En un país pobre con muchos problemas por resolver, la absorción del Ministerio de Cultura no es una cuestión de prioridades, sino un asunto viejo y rancio en un país que, siendo sinceros, tiende a mostrar cierta animosidad hacia la cultura y lo que esta representa. Basta recordar las polémicas con José Saramago cuando publicó El Evangelio según Jesucristo , que, según Sousa Lara, entonces subsecretario de Estado de Cultura, «no representa a Portugal ni a los portugueses». Independientemente de si a uno le gusta Saramago o el libro, la cultura es un hogar al que se puede acceder sin religión ni partidos políticos. A menudo, es a través de la cultura que los aspectos «podridos» de una sociedad quedan grabados para la posteridad. Si no fuera por Eça y otros compatriotas, hoy no podríamos disfrutar de las carreras de caballos. El problema es que la sociedad, en particular sus líderes, siempre se ve tentada a asumir el papel de brújula moral, de consejeros sobre el bien y el mal, y prefiere mantener los aspectos «podridos» enterrados y evitar que sean sacados a la luz por ojos independientes. La cultura puede ser astuta y mordaz, y lo ha sido tantas veces, y seguirá siéndolo, aun con la falta de importancia y el olvido a que la quieren condenar.

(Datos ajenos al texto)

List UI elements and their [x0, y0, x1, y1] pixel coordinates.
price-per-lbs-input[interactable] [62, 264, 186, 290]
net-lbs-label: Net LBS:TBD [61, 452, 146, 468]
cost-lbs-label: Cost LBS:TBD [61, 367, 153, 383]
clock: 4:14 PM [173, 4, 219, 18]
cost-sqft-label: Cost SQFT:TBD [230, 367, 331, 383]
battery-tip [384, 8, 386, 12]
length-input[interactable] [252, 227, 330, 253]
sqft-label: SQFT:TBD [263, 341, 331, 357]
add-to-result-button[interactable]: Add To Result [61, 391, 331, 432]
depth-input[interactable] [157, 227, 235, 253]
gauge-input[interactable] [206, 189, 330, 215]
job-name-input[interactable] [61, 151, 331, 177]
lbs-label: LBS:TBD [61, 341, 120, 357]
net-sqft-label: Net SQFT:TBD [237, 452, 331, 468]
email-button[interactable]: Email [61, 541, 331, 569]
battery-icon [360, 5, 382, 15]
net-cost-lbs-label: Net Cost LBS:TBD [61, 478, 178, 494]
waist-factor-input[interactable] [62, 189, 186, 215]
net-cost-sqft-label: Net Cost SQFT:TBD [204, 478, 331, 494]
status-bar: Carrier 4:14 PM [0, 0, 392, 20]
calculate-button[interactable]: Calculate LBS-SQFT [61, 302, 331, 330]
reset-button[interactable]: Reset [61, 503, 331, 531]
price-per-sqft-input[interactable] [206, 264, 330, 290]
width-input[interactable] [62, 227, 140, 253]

Un país sin cultura es un país sin nada que mostrar en los próximos 20, 50 o 100 años. Los tiempos son así, pero quizás algún día nos hartemos de las lagunas que la modernización no puede llenar, de las dificultades que la inteligencia artificial no puede resolver y del dinero que, por mucho que sea, no puede comprar el progreso. Hoy en día, dependemos de muchas cosas: de la tecnología, de las redes, del dinero, de la burocracia. Pero la cultura alimenta una dependencia que nunca debería caer en desuso. Cuanto más apreciamos la cultura, más difícil nos resulta no pensar por nosotros mismos, más difícil nos resulta dejar que otros piensen por nosotros. La cultura nos hace dependientes de nuestro propio pensamiento.